A government is expected to take over for the newly appointed President Moses Blah in October. Until elections are held in two years, the new government will run Liberia.
While negotiations were underway in Ghana, shops opened in Monrovia for the first time in a month. People poured onto the streets, searching for food and work.
“Today is better than yesterday, the gunmen are going away — it’s coming on, gradually,” said Johnson Saryee, an unemployed truck driver, told the Associated Press.
Though food markets were opened Monday, many people didn’t have any money after selling their belongings to buy food during the attacks.

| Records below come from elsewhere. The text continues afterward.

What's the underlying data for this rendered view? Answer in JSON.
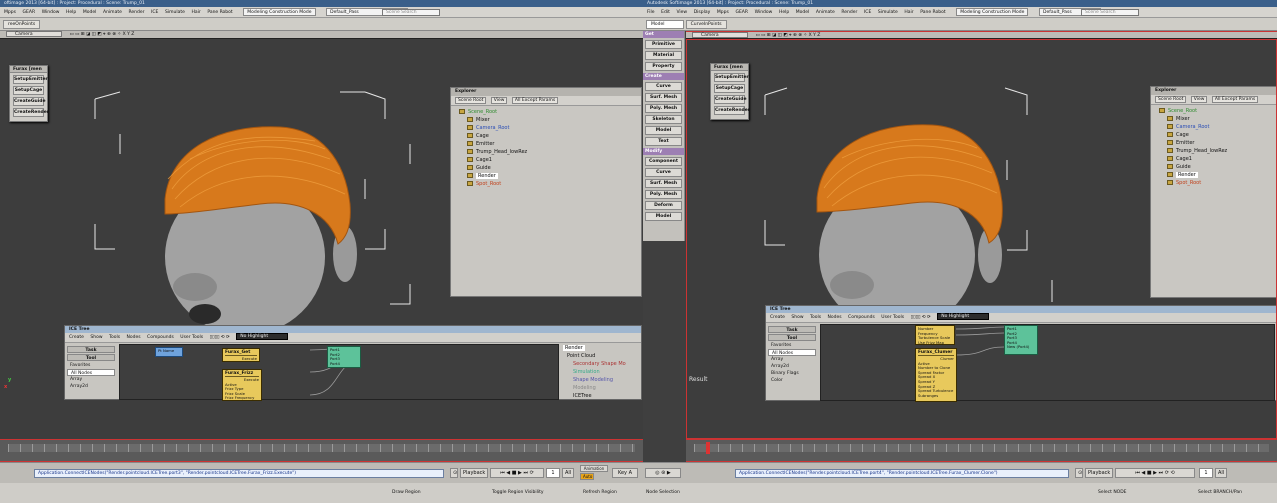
{
  "left": {
    "title": "oftimage 2013 [64-bit] : Project: Procedural : Scene: Trump_01",
    "menu": [
      "Mpps",
      "GEAR",
      "Window",
      "Help",
      "Model",
      "Animate",
      "Render",
      "ICE",
      "Simulate",
      "Hair",
      "Pane Robot"
    ],
    "mode": "Modeling Construction Mode",
    "pass": "Default_Pass",
    "search_placeholder": "Scene Search",
    "toolbar_button": "reeOnPoints",
    "camera": "Camera",
    "float_title": "Furax [men",
    "float_buttons": [
      "SetupEmitter",
      "SetupCage",
      "CreateGuide",
      "CreateRender"
    ],
    "explorer": {
      "title": "Explorer",
      "bar": [
        "Scene Root",
        "View",
        "All Except Params"
      ],
      "items": [
        "Scene_Root",
        "Mixer",
        "Camera_Root",
        "Cage",
        "Emitter",
        "Trump_Head_lowRez",
        "Cage1",
        "Guide",
        "Render",
        "Spot_Root"
      ]
    },
    "ice": {
      "title": "ICE Tree",
      "menu": [
        "Create",
        "Show",
        "Tools",
        "Nodes",
        "Compounds",
        "User Tools"
      ],
      "highlight": "No Highlight",
      "tabs": [
        "Task",
        "Tool"
      ],
      "list": [
        "Favorites",
        "All Nodes",
        "Array",
        "Array2d"
      ],
      "node1": "Furax_Get",
      "node1_port": "Execute",
      "node2": "Furax_Frizz",
      "node2_port": "Execute",
      "node2_params": [
        "Active",
        "Frizz Type",
        "Frizz Scale",
        "Frizz Frequency",
        "Turbulence Scale",
        "Use Frizz Map"
      ],
      "blue_node": "Pt Name",
      "ports": [
        "Port1",
        "Port2",
        "Port3",
        "Port4",
        "New (Port1)"
      ],
      "rtree": [
        "Render",
        "Point Cloud",
        "Secondary Shape Mo",
        "Simulation",
        "Shape Modeling",
        "Modeling",
        "ICETree",
        "Particle Display",
        "Material4"
      ]
    },
    "command": "Application.ConnectICENodes(\"Render.pointcloud.ICETree.port3\", \"Render.pointcloud.ICETree.Furax_Frizz.Execute\")",
    "playback": "Playback",
    "frame_field": "1",
    "all_label": "All",
    "auto_label": "Auto",
    "animation_label": "Animation",
    "keys_label": "Key A",
    "status_items": [
      "Draw Region",
      "Toggle Region Visibility",
      "Refresh Region"
    ],
    "frames": [
      "1",
      "5",
      "10",
      "15",
      "20",
      "25",
      "30",
      "35",
      "40",
      "45",
      "50",
      "55",
      "60",
      "65",
      "70",
      "75",
      "80",
      "85",
      "90",
      "95",
      "100"
    ]
  },
  "right": {
    "title": "Autodesk Softimage 2013 [64-bit] : Project: Procedural : Scene: Trump_01",
    "menu": [
      "File",
      "Edit",
      "View",
      "Display",
      "Mpps",
      "GEAR",
      "Window",
      "Help",
      "Model",
      "Animate",
      "Render",
      "ICE",
      "Simulate",
      "Hair",
      "Pane Robot"
    ],
    "mode": "Modeling Construction Mode",
    "pass": "Default_Pass",
    "search_placeholder": "Scene Search",
    "model_dropdown": "Model",
    "toolbar_button": "CurveInPoints",
    "camera": "Camera",
    "side_get": "Get",
    "side_get_items": [
      "Primitive",
      "Material",
      "Property"
    ],
    "side_create": "Create",
    "side_create_items": [
      "Curve",
      "Surf. Mesh",
      "Poly. Mesh",
      "Skeleton",
      "Model",
      "Text"
    ],
    "side_modify": "Modify",
    "side_modify_items": [
      "Component",
      "Curve",
      "Surf. Mesh",
      "Poly. Mesh",
      "Deform",
      "Model"
    ],
    "float_title": "Furax [men",
    "float_buttons": [
      "SetupEmitter",
      "SetupCage",
      "CreateGuide",
      "CreateRender"
    ],
    "explorer": {
      "title": "Explorer",
      "bar": [
        "Scene Root",
        "View",
        "All Except Params"
      ],
      "items": [
        "Scene_Root",
        "Mixer",
        "Camera_Root",
        "Cage",
        "Emitter",
        "Trump_Head_lowRez",
        "Cage1",
        "Guide",
        "Render",
        "Spot_Root"
      ]
    },
    "ice": {
      "title": "ICE Tree",
      "menu": [
        "Create",
        "Show",
        "Tools",
        "Nodes",
        "Compounds",
        "User Tools"
      ],
      "highlight": "No Highlight",
      "tabs": [
        "Task",
        "Tool"
      ],
      "list": [
        "Favorites",
        "All Nodes",
        "Array",
        "Array2d",
        "Binary Flags",
        "Color"
      ],
      "node1": "Furax_Clumer",
      "node1_port": "Clumer",
      "node_params": [
        "Active",
        "Number to Clone",
        "Spread Factor",
        "Spread X",
        "Spread Y",
        "Spread Z",
        "Spread Turbulence",
        "Subranges",
        "Turbulence Frequency",
        "Turbulence Scale",
        "Turbulence Res"
      ],
      "top_params": [
        "Number Frequency",
        "Turbulence Scale",
        "Use Frizz Map"
      ],
      "ports": [
        "Port1",
        "Port2",
        "Port3",
        "Port4",
        "New (Port4)"
      ]
    },
    "result_label": "Result",
    "command": "Application.ConnectICENodes(\"Render.pointcloud.ICETree.port4\", \"Render.pointcloud.ICETree.Furax_Clumer.Clone\")",
    "playback": "Playback",
    "frame_field": "1",
    "all_label": "All",
    "status_items": [
      "Node Selection",
      "Select NODE",
      "Select BRANCH/Pan"
    ]
  }
}
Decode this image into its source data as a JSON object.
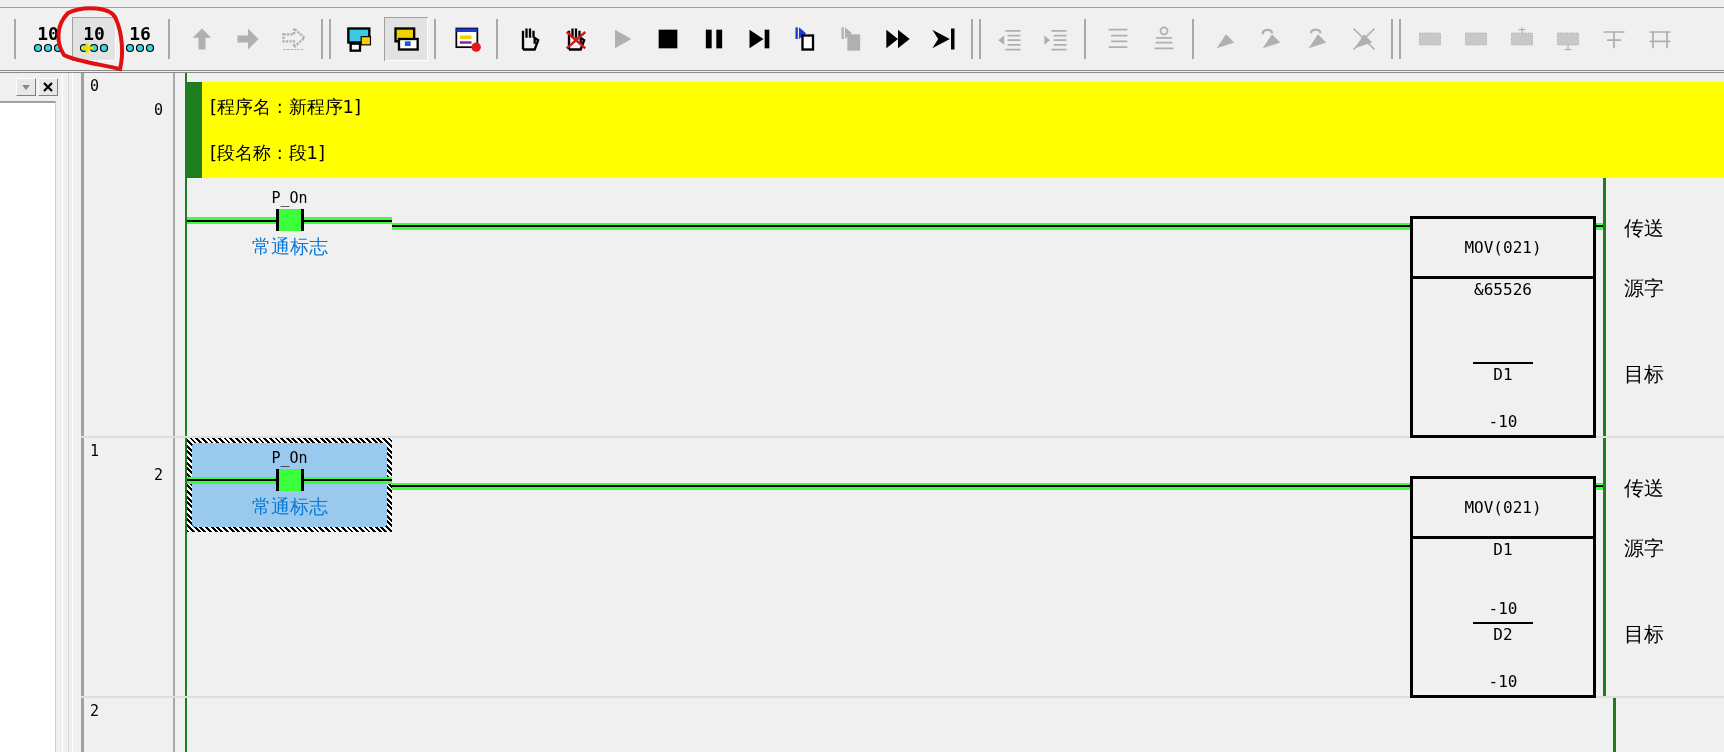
{
  "toolbar": [
    {
      "kind": "single",
      "items": [
        {
          "kind": "digits",
          "label": "10",
          "pressed": false,
          "disabled": false,
          "circled": false
        },
        {
          "kind": "digits-add",
          "label": "10",
          "pressed": true,
          "disabled": false,
          "circled": true
        },
        {
          "kind": "digits",
          "label": "16",
          "pressed": false,
          "disabled": false,
          "circled": false
        }
      ]
    },
    {
      "kind": "single",
      "items": [
        {
          "kind": "jump-up",
          "pressed": false,
          "disabled": true,
          "circled": false
        },
        {
          "kind": "jump-right",
          "pressed": false,
          "disabled": true,
          "circled": false
        },
        {
          "kind": "jump-pattern",
          "pressed": false,
          "disabled": true,
          "circled": false
        }
      ]
    },
    {
      "kind": "double",
      "items": [
        {
          "kind": "monitor-lock",
          "pressed": false,
          "disabled": false,
          "circled": false
        },
        {
          "kind": "monitor",
          "pressed": true,
          "disabled": false,
          "circled": false
        }
      ]
    },
    {
      "kind": "single",
      "items": [
        {
          "kind": "window-list",
          "pressed": false,
          "disabled": false,
          "circled": false
        }
      ]
    },
    {
      "kind": "single",
      "items": [
        {
          "kind": "hand",
          "pressed": false,
          "disabled": false,
          "circled": false
        },
        {
          "kind": "hand-cross",
          "pressed": false,
          "disabled": false,
          "circled": false
        },
        {
          "kind": "play",
          "pressed": false,
          "disabled": true,
          "circled": false
        },
        {
          "kind": "stop",
          "pressed": false,
          "disabled": false,
          "circled": false
        },
        {
          "kind": "pause",
          "pressed": false,
          "disabled": false,
          "circled": false
        },
        {
          "kind": "step",
          "pressed": false,
          "disabled": false,
          "circled": false
        },
        {
          "kind": "step-in",
          "pressed": false,
          "disabled": false,
          "circled": false
        },
        {
          "kind": "step-out",
          "pressed": false,
          "disabled": true,
          "circled": false
        },
        {
          "kind": "fast-forward",
          "pressed": false,
          "disabled": false,
          "circled": false
        },
        {
          "kind": "skip-end",
          "pressed": false,
          "disabled": false,
          "circled": false
        }
      ]
    },
    {
      "kind": "double",
      "items": [
        {
          "kind": "indent-left",
          "pressed": false,
          "disabled": true,
          "circled": false
        },
        {
          "kind": "indent-right",
          "pressed": false,
          "disabled": true,
          "circled": false
        }
      ]
    },
    {
      "kind": "single",
      "items": [
        {
          "kind": "lines",
          "pressed": false,
          "disabled": true,
          "circled": false
        },
        {
          "kind": "lines-round",
          "pressed": false,
          "disabled": true,
          "circled": false
        }
      ]
    },
    {
      "kind": "single",
      "items": [
        {
          "kind": "pen",
          "pressed": false,
          "disabled": true,
          "circled": false
        },
        {
          "kind": "pen-undo",
          "pressed": false,
          "disabled": true,
          "circled": false
        },
        {
          "kind": "pen-redo",
          "pressed": false,
          "disabled": true,
          "circled": false
        },
        {
          "kind": "pen-cross",
          "pressed": false,
          "disabled": true,
          "circled": false
        }
      ]
    },
    {
      "kind": "double",
      "items": [
        {
          "kind": "block",
          "pressed": false,
          "disabled": true,
          "circled": false
        },
        {
          "kind": "block",
          "pressed": false,
          "disabled": true,
          "circled": false
        },
        {
          "kind": "block-down",
          "pressed": false,
          "disabled": true,
          "circled": false
        },
        {
          "kind": "block-up",
          "pressed": false,
          "disabled": true,
          "circled": false
        },
        {
          "kind": "cross-line",
          "pressed": false,
          "disabled": true,
          "circled": false
        },
        {
          "kind": "cross-lines",
          "pressed": false,
          "disabled": true,
          "circled": false
        }
      ]
    }
  ],
  "rungs": [
    {
      "number": "0",
      "step": "0",
      "comments": [
        "[程序名 : 新程序1]",
        "[段名称 : 段1]"
      ],
      "contact": {
        "symbol": "P_On",
        "comment": "常通标志",
        "selected": false
      },
      "instruction": {
        "mnemonic": "MOV(021)",
        "label": "传送",
        "operands": [
          {
            "operand": "&65526",
            "label": "源字"
          },
          {
            "operand": "D1",
            "value": "-10",
            "label": "目标"
          }
        ]
      }
    },
    {
      "number": "1",
      "step": "2",
      "contact": {
        "symbol": "P_On",
        "comment": "常通标志",
        "selected": true
      },
      "instruction": {
        "mnemonic": "MOV(021)",
        "label": "传送",
        "operands": [
          {
            "operand": "D1",
            "value": "-10",
            "label": "源字"
          },
          {
            "operand": "D2",
            "value": "-10",
            "label": "目标"
          }
        ]
      }
    },
    {
      "number": "2"
    }
  ]
}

“I want to go and beg for food,” Ethel Weah, a 32-year-old woman wandering the outskirts of Monrovia, told the AP. “There’s food in town, but I can’t buy it — no money.”
In Monrovia, Ghana Col. Theophilus Tawiah, chief of staff of the peacekeeping mission, said foreign troops were on the Po River outside of the capital and were moving armed rebels from the city’s center.
“Things are improving everyday,” Tawiah said. “It’s much better than it was.”
Despite the progress, residents say the nights are still filled with gunfire. Both sides have AK-47s, grenades and rocket-launchers, though most of the armed rebels have gone.
Another setback came when an aid ship carrying $86,000 worth of generators, fuel cans and other non-food supplies for Liberia sank in a storm off the coast of Sierra Leone on Saturday night.
World Vision spokesman Dan Kelly said 22 people were on board, though nobody was injured.
“They had quite a swim. They were wearing their life preservers, and they swam ashore,” Kelly said.
The shipment coming from World Vision, a Christian humanitarian group based in Federal Way, Wash., was one of the first for Liberia.
Rich Moseanko, field officer for World Vision, called the sinking a “momentary setback.”
The agency will airlift new supplies in a few days from its warehouses in Italy, Moseanko said.